白澤社ブログ

人文社会系の書籍を刊行する小さな出版社です。

「自然は芸術を模倣する」

岸見一郎著『三木清『人生論ノート』を読む』の読者からご質問をいただいておりました。

ご質問の趣旨は次のようなものです。

三木清『人生論ノート』を読む』の105頁に「自然は芸術を模倣するというのはよく知られた言葉である」とあるが、芸術は人間の営みであり、自然は人間に先だって存在するのに、なぜこのように言われるのか?

ご指摘の箇所は、三木清『人生論ノート』の「虚栄について」にある文です。

岸見さんがコメントしていない箇所なので、『三木清『人生論ノート』を読む』の注を担当した白澤社編集部の責任でお応えいたします。

ご指摘の三木の文「自然は芸術を模倣するというのはよく知られた言葉である。」は、「自然は芸術を模倣する」という「よく知られた言葉」に注目を促すものです。

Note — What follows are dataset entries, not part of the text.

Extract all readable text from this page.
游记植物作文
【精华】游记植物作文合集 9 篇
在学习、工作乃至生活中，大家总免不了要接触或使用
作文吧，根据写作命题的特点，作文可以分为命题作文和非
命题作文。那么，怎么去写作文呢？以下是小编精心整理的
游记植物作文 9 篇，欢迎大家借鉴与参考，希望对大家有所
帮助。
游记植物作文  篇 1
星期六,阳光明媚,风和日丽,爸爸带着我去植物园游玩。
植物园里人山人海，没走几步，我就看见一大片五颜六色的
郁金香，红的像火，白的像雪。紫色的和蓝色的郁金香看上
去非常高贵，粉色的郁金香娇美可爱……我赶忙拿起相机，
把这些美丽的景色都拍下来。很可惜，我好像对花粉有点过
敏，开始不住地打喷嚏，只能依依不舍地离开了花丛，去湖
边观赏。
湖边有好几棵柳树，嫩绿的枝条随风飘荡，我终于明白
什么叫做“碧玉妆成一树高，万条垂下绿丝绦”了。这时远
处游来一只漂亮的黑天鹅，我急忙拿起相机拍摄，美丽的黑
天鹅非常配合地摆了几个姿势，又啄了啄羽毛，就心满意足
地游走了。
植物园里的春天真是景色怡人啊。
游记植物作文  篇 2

「自然は芸術を模倣する」という言葉は、小説『幸福な王子』や『ドリアン・グレイの肖像』、戯曲『サロメ』、自伝的評論『獄中記』などで知られているイギリスの文学者オスカー・ワイルド1854-1900)の言葉だとされています。

そこで、ワイルドの著作のなかに、この「自然は芸術を模倣する」という言葉の出典を捜してみますと、対話形式の評論「嘘の衰退」の結論部分の一節にありました。

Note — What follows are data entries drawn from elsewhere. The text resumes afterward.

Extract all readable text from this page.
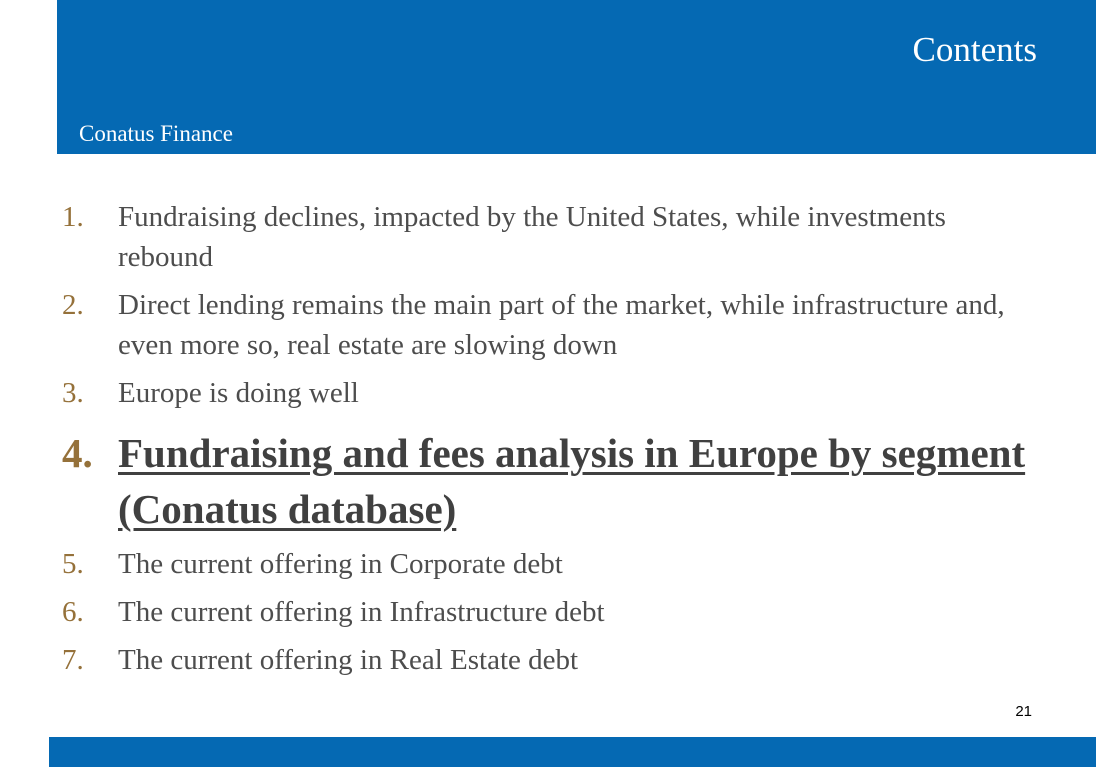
Contents
Conatus Finance
1. Fundraising declines, impacted by the United States, while investments rebound
2. Direct lending remains the main part of the market, while infrastructure and, even more so, real estate are slowing down
3. Europe is doing well
4. Fundraising and fees analysis in Europe by segment (Conatus database)
5. The current offering in Corporate debt
6. The current offering in Infrastructure debt
7. The current offering in Real Estate debt
21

西村孝次訳『オスカー・ワイルド全集 4』(青土社49頁より引きます。

第三の原理は「藝術」が「人生」を模倣するよりもはるか以上に「人生」こそ「藝術」を模倣するということである。(中略)

その結果、これの必然的帰結として、外界の「自然」もまた「藝術」を模倣するということになる。「自然」がぼくらに見せることのできる唯一の効果とはぼくらがすでに詩を通じて、または絵のなかに見てきた効果にすぎない。これが「自然」の魅力の秘密であると同時に、また「自然」の弱点の説明でもあるわけなのだ。

このワイルドの言葉について、三木清は「ネオヒューマニズムの問題と文學」(岩波版全集第十一巻所収)で解説しています。

以下に該当箇所を引用します(引用にあたり一部の漢字を現行のものにかえています)。 

藝術は藝術的に人間を創造することによつて現實の人間を變化する。オスカー・ワイルドの言葉はよく知られてゐる。「自然は藝術作品がそれに供するところのものを模倣する。」人間といふ自然は藝術家の創造した人間を模倣することによつて自分自身を變化する。人の顏つきを讀み、姿や身振を判ずることにおいて、画家が我々の教師であつた。詩人は人間を理解するための我々の器官であり、そして彼等は如何に我々が戀愛や社交において振舞ふかといふ仕方に影響を與へる。藝術家の創造した人間タイプは、いましがた道で會つたばかりの人間よりも鮮かに我々の目の前にあつて、我々は我々の生活の細部に至るまで知らず識らずそれを模倣してゐる。藝術家が社會的革新に參與するといふことは、政治的實踐の問題としてだけでなく、特にこのやうな方面から考へてみなければならないことである。 

これが三木清による、「自然は芸術を模倣する」(ワイルド)についての説明となります。

はたして十分なお応えになったかどうかわかりませんが、三木の考えを三木以上に詳しく説明することは小社の手にあまる課題ですので、上掲の三木清の文章をもって回答にかえさせていただきます。

なお、三木清「ネオヒューマニズムの問題と文学」は、大澤聡編『三木清文芸批評集』(講談社文芸文庫)にも現代仮名遣いで収録されています。

版元・講談社さんの紹介サイト↓

http://bookclub.kodansha.co.jp/product?item=0000211320

 

お尋ねは夏の初めにいただいていたのに、お応えするのがすっかり遅くなってしまいした。

たいへんお待たせいたしましたが、ようやく夏休みの宿題を片づけたような気分です。